Needle felting is simple enough to do – strands of un-felted fibres are laid out in the required pattern/shape and a special ‘needle’ is used to push them through the background fabric, in this case I’ve used my favourite black felt, though many different kinds of materials can be used to do this.

I thought it would be interesting to try, a change from the use of wires to lay out an abstract pattern – there is a limit to the thickness of wire I can use because I’d be unable to bend or cut it, and the weight would no doubt cause problems with the fabric ‘ground’.  The relatively matt effect of the needle felted parts is a contrast to the shiny beads, sequins and threads that I love to attach to embellish the basic desigh; perhaps by using a more matt ‘outliner’ I’ll use more in the way of matt embroidery threads and other items.

I’m also conscious that the outlines I’ve created are quite ‘thin’, I need to experiment more with making much more gutsy and raised designs, so that beads and so on nestle in the valleys created by the needle felting.  I also need to experiment with various fibres, such as Angelina, to add shimmer and sparkle to the needle felting.  Having said that, on one of my experiments, I’ve stitched over the needle felted lines with gold thread, which creates an interesting texture.
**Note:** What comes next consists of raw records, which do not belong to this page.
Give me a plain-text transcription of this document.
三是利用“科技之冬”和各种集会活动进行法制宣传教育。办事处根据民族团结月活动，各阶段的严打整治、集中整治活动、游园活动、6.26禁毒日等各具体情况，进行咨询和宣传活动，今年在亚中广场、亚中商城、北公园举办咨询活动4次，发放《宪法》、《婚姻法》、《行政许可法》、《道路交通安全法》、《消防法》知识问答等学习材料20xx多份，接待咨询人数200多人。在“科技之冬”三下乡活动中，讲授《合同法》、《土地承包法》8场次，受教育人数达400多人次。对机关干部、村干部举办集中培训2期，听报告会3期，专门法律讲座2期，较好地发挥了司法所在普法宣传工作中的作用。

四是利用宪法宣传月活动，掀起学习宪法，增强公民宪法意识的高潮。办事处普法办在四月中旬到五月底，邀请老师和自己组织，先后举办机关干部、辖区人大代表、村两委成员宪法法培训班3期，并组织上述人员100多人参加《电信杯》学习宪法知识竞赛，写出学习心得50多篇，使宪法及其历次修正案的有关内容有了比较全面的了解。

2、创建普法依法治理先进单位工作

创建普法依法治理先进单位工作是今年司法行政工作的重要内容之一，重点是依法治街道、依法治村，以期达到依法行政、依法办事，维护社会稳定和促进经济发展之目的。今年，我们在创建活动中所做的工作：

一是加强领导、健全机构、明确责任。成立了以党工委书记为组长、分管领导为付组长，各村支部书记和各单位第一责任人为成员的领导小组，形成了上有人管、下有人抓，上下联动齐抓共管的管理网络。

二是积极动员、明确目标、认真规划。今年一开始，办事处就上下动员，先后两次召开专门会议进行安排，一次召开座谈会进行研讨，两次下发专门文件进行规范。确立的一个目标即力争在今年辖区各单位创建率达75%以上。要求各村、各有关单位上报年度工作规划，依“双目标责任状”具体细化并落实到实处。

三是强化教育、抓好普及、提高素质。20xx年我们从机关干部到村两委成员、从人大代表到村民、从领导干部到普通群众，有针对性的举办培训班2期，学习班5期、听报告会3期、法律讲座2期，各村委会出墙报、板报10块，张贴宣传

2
Here’s the other two experimental pieces :

Each of these is approx. A6 in size.

2 thoughts on “Needle Felting Experiments

  1. It’s interesting to hear about the process of working out the problems, as well as see the finished work. I like the top one. Thinking about aboriginal work seen by us in Australia, I must say it didn’t do it for me (though it was beautiful and interesting.) I found the whole Aboriginal culture strange, though there are great things about it, like they walk through a landscape and do not disturb it. They were a strange people, gifted with languages, but about other races, remarkably incurious. Good luck with your endeavours.
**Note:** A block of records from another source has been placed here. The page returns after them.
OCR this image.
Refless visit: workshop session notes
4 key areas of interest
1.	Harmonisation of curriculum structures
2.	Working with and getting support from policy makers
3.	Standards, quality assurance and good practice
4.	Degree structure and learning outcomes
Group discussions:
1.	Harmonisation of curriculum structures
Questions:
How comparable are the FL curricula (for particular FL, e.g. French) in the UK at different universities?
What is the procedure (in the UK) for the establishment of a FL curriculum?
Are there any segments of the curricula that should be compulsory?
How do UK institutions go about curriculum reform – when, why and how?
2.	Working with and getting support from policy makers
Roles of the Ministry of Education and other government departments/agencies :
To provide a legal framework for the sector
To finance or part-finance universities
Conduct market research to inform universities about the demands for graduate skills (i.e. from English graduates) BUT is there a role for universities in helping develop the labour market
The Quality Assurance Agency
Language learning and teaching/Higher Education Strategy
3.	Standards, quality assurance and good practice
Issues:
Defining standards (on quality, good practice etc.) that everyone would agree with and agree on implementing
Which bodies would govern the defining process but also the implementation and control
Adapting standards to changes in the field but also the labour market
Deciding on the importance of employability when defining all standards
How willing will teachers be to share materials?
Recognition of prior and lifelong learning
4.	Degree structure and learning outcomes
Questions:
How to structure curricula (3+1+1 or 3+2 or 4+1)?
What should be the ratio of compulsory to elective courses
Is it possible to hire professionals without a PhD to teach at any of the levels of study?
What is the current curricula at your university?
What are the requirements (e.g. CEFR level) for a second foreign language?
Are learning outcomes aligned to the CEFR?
    1. Well, it’s nice to share! It’s coming along nicely now. Almost finished, so there’ll be a photo of the finished work on my blog either later tonight or tomorrow. The one at the top is my favourite too, the others are part of the learning process!

      It was interesting to hear of your experience of Australia and the Aboriginal people there. I must admit, my only experience of them is through Bruce Chatwin’s book ‘Songlines’, which made a deep impression on me when I read it a number of years ago. Their spiritual beliefs are interesting, I found, if weird to the western way of thinking.